En este trabajo publicado originalmente hace veinte años y revisado especialmente por su autor para esta edición, el prestigioso arquitecto analiza las exigencias que su disciplina debe cumplir a la hora de crear no sólo el hábitat de las empresas contemporáneas sino también su imagen corporativa


Si intentáramos definir sintéticamente la diferencia entre la concepción clásica de la comunicación empresarial y la nueva concepción, que hace eclosión con los programas integrales de identidad corporativa, podríamos decir que la primera concibe la acción comunicacional como limitada a los medios de comunicación específicos o puros (publicidad, relaciones públicas, prensa, etcétera), mientras que la segunda asume como comunicación el conjunto de la actividad corporativa y la totalidad de sus soportes -materiales o no- en tanto que canales vehiculizadores de mensajes válidos y gobernables. Ni qué decir tiene que, entre esos soportes, el hábitat corporativo, el asentamiento físico, constituye un canal privilegiado por su muy superior capacidad de identificación respecto de otros soportes. Y esa superior capacidad identificadora queda demostrada por el propio lenguaje coloquial. Se dice, refiriéndose a un edificio, esa es la empresa tal, una frase imposible de construir respecto de una carta, una factura o un vehículo de la "empresa tal".
Así asumida, de la arquitectura se espera un servicio que siempre ha cumplido de un modo más o menos tácito y que ahora se le reclama explícitamente: su función de signo identificador de su habitante institucional.
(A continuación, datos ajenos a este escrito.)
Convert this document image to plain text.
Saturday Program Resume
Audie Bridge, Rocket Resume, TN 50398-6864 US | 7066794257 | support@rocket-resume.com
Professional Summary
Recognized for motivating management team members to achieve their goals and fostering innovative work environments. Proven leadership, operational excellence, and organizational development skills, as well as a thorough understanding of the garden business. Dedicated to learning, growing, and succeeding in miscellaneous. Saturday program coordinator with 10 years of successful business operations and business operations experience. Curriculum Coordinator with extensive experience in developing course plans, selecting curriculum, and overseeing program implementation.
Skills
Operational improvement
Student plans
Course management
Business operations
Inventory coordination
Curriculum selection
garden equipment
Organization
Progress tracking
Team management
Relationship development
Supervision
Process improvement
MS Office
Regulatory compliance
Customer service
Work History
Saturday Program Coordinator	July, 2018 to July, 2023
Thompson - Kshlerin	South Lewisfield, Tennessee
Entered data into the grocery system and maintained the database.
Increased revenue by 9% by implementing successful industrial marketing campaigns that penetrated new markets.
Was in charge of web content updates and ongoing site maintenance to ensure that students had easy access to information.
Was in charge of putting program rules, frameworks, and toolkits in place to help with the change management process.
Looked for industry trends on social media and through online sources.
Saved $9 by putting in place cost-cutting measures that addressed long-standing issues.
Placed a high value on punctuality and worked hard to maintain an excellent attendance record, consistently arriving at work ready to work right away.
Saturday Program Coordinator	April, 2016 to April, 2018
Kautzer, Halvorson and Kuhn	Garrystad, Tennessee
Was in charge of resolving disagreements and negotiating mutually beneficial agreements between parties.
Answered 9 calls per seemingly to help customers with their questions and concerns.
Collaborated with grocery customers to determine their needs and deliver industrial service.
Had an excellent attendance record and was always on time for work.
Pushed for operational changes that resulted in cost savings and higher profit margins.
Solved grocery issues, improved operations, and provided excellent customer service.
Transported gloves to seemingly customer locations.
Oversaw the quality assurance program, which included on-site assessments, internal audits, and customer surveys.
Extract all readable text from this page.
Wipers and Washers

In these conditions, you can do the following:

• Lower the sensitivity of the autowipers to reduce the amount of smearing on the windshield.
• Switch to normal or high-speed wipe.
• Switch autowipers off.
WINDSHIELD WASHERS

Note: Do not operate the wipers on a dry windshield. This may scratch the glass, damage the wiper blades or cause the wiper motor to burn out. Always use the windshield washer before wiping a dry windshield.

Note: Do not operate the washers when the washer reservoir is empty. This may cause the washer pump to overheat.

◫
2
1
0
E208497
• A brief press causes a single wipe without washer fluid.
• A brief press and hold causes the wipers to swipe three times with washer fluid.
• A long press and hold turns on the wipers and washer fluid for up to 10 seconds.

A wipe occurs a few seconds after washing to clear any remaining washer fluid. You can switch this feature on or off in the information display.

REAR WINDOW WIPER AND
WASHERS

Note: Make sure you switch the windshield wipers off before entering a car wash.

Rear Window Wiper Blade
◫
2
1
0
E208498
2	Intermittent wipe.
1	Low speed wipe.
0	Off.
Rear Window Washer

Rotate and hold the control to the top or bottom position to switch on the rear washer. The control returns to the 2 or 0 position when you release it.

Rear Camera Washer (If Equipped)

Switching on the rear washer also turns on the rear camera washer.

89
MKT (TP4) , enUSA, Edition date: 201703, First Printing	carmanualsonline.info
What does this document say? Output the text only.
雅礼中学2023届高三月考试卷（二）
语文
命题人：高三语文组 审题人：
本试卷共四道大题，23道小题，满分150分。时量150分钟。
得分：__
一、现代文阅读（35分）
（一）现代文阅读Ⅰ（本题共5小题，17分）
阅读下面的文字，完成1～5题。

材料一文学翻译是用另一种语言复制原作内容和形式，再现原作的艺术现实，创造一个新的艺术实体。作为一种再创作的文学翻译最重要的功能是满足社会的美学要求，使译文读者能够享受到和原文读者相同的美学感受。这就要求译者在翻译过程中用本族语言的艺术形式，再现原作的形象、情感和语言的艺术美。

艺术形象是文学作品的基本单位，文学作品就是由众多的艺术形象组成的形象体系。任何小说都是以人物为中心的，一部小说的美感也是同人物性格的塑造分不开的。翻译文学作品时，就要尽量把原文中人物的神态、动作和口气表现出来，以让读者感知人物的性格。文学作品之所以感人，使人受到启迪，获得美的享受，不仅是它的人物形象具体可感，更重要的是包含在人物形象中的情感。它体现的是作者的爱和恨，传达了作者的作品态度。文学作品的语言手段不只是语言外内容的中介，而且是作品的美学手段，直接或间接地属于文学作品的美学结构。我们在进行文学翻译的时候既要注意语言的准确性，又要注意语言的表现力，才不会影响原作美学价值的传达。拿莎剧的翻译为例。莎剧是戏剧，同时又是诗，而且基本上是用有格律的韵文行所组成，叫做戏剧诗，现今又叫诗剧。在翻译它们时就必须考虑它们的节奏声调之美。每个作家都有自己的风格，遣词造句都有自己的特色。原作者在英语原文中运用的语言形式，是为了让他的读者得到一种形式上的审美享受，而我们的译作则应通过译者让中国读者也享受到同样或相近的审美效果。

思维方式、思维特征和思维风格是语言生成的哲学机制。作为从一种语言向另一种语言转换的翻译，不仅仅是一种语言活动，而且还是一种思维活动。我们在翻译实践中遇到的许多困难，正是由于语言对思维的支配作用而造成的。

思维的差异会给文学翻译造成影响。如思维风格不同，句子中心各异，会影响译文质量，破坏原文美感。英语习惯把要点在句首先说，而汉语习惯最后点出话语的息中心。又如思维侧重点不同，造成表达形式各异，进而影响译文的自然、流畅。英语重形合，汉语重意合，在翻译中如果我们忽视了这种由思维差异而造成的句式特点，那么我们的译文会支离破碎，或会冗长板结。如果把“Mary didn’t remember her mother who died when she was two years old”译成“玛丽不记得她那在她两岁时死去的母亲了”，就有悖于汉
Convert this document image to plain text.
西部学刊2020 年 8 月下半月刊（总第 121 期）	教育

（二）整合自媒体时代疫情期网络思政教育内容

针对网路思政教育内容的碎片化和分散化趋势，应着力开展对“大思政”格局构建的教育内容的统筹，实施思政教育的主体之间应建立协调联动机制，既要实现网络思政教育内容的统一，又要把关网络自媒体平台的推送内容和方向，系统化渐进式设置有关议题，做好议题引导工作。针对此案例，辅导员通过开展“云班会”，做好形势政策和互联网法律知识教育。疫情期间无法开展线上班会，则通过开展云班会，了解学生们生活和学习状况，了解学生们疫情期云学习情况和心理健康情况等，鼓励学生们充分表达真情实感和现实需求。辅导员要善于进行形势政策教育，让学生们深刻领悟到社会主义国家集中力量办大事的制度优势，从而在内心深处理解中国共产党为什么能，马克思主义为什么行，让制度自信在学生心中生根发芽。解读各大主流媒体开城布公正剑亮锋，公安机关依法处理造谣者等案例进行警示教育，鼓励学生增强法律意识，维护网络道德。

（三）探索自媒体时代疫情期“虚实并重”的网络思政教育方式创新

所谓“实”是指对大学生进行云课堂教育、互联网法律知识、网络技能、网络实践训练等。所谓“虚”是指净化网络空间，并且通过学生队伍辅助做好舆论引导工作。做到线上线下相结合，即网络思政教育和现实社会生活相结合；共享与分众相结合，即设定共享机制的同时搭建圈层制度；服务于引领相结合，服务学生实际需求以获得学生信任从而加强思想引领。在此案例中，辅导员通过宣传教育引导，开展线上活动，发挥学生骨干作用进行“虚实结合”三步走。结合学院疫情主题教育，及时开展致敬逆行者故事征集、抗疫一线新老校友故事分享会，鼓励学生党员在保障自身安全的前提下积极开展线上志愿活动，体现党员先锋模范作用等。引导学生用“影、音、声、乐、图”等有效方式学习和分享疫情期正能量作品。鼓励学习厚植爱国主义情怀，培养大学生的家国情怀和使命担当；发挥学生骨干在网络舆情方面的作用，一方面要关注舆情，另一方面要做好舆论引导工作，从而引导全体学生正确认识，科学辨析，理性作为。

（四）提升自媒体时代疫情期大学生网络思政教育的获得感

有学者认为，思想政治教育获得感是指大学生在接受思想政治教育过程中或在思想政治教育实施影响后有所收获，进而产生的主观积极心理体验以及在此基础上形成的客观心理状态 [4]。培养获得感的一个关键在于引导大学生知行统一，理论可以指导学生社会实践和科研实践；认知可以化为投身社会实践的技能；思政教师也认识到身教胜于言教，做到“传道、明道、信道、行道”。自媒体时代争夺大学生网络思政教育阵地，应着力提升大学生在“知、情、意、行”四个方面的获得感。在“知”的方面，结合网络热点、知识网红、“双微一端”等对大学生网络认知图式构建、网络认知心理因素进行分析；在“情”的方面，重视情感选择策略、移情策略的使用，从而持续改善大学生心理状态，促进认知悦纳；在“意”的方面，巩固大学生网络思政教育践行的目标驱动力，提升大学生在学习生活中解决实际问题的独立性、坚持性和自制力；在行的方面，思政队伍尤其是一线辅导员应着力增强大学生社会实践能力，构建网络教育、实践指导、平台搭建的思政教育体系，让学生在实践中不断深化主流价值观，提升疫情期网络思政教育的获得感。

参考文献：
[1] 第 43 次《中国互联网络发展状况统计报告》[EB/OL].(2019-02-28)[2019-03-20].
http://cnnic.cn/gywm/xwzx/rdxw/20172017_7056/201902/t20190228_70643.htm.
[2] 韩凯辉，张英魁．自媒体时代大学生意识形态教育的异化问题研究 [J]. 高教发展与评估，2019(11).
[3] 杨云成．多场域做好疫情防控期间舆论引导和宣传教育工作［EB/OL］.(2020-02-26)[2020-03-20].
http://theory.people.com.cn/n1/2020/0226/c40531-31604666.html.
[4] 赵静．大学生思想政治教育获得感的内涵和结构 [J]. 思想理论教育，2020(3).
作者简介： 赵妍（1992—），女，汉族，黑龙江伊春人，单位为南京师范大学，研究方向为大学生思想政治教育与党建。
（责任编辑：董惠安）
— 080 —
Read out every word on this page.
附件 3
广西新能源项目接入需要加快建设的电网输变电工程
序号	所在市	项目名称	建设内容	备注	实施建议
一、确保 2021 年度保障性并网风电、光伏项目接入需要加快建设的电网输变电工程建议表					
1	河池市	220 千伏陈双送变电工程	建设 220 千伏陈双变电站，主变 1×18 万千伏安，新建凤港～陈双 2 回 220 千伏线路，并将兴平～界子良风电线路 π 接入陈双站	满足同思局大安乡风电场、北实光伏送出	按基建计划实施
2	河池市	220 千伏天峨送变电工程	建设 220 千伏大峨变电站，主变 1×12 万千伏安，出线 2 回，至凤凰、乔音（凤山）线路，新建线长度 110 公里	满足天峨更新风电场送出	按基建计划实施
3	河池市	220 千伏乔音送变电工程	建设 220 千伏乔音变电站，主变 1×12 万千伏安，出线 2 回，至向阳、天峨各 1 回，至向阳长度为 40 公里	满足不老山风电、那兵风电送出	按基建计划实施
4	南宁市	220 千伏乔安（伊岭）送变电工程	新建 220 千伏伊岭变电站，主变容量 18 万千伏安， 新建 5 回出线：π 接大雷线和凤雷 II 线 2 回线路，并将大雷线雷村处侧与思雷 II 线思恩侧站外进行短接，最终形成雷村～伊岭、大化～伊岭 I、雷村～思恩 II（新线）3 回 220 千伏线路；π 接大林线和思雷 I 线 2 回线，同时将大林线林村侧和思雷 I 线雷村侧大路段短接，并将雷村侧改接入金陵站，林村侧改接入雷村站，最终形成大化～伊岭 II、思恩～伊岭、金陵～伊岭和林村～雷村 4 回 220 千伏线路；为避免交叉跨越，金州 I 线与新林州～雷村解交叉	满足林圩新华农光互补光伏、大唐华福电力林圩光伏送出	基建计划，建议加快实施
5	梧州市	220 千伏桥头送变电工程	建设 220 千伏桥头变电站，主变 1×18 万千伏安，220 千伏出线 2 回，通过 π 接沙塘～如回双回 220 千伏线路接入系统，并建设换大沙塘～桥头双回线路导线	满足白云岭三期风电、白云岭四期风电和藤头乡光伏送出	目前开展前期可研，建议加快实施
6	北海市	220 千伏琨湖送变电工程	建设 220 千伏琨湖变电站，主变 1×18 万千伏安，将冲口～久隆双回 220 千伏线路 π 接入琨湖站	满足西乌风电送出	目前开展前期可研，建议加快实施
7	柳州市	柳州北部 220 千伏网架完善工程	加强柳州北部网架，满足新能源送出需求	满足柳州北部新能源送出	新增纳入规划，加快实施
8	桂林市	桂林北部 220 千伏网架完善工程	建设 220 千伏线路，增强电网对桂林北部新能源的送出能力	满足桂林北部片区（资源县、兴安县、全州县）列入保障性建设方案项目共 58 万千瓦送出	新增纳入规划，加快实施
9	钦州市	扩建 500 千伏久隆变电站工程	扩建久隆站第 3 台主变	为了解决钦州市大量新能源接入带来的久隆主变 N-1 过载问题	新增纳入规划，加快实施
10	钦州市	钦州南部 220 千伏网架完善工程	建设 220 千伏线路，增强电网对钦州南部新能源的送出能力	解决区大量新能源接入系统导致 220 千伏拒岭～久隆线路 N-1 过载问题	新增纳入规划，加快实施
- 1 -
El desarrollo de estrategias de identificación corporativa suma, a su vez, otra novedad: dicho signo debe formar parte de un sistema que engloba subsistemas del todo heterogéneos y en cuya producción participan disciplinas muy distintas y, frecuentemente, inconexas. Por ambas razones, el encargo de diseño de arquitectura (el clásico programa arquitectónico) viene hoy mucho más pautado y con contenidos programáticos en lo estilístico.
Esto plantea una situación crítica: la concurrencia de dos líneas de codificación de la imagen no necesariamente confluyentes; la del desarrollo autónomo (léase, mejor, genérico o general) de la propia cultura arquitectónica, y la línea del discurso arquitectónico impuesta desde la estrategia de la identidad corporativa que, bien gestionada, debe inevitablemente pautar una estrategia estilística. Pues, de no ser así, no puede sostenerse que se disponga de una estrategia de identidad, en un sentido estricto.